To cipher the apparatus clip of the plan, a aggregation of 200, 1000, 5000 and 10000 paperss has been used, taking into history that this apparatus clip is for the first tally which includes the constructing of the indexes. We can see from Table 6 that the apparatus clip is rather sensible for little paperss up to 5000, but after that the apparatus clip increases quickly. This can be improved by parallelizing the plan administering the informations on multiple nodes which will diminish the apparatus clip. IJCSNS International Journal of Computer Science and Network Security, VOL.
7 No. 9 September 2007
4. Decision
In this paper a modified theoretical account of VSM which is applied on protein sequences information has been introduced. The modified method achieved good consequences and good public presentation for recovering the protein informations.

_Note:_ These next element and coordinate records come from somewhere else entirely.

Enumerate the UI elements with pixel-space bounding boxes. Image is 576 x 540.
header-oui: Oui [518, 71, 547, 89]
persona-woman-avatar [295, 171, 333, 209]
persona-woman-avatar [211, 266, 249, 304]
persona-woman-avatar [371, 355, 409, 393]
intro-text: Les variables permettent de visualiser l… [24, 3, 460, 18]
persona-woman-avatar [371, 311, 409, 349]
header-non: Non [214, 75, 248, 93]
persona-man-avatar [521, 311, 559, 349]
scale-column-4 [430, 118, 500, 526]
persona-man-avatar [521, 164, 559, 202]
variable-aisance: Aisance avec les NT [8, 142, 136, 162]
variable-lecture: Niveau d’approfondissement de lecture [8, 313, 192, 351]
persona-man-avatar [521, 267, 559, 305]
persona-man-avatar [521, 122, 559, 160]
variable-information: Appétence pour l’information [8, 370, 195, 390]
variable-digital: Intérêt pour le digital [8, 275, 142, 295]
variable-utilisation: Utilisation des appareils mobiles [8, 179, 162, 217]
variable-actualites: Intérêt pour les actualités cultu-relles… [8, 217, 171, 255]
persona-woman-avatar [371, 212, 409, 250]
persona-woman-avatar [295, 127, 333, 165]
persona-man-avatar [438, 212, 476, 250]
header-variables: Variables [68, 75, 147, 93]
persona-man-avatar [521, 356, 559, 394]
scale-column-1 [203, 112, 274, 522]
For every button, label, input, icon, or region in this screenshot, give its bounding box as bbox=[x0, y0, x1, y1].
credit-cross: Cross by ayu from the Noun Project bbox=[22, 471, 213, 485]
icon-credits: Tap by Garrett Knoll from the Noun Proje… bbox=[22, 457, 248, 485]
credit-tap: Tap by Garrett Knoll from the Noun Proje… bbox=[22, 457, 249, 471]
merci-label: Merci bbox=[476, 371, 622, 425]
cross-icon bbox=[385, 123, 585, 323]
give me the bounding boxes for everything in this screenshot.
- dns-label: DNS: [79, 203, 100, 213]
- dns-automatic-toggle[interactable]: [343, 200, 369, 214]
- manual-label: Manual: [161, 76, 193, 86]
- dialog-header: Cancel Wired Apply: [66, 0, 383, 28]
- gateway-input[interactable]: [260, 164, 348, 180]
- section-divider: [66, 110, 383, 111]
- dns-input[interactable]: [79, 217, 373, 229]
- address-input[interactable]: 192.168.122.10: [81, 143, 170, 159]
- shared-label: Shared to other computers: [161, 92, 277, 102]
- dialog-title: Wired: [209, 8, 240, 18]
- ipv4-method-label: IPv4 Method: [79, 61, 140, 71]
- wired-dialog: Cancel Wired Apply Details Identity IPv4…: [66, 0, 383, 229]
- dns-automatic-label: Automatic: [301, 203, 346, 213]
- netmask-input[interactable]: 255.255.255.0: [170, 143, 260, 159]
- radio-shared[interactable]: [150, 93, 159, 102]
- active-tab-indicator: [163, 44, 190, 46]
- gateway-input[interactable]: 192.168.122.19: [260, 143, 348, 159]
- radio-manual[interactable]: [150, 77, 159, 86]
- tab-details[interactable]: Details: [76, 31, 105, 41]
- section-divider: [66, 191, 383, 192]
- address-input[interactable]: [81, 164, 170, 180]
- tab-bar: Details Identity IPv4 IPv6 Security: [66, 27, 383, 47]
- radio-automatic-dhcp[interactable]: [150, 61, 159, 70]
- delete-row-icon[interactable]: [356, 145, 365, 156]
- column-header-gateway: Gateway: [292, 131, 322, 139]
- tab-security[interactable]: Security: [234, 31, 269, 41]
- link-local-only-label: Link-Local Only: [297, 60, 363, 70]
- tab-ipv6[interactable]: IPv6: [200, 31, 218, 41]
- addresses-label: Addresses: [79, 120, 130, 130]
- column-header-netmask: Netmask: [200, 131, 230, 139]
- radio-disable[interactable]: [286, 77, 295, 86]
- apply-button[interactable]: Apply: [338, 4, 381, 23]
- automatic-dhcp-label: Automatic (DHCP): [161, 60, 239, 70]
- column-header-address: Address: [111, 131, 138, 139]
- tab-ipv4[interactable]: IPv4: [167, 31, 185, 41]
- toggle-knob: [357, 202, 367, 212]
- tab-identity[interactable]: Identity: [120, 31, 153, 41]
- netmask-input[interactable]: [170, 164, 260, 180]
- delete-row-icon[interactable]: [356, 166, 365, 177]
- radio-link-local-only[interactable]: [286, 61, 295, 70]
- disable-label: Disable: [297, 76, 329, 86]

Using the preciseness rating step, it gives a preciseness of I for a cutoff = 10, and 0. 39 for a cutoff of 100. The consequences show that for a little papers aggregation the apparatus clip is sensible, but for big aggregation it gives really large apparatus clip. Our following measure is to prove the plan on larger informations and compare the public presentation of this modified method with other similar methods. We besides intend to research the application of analogue techniques to cut down the big apparatus clip.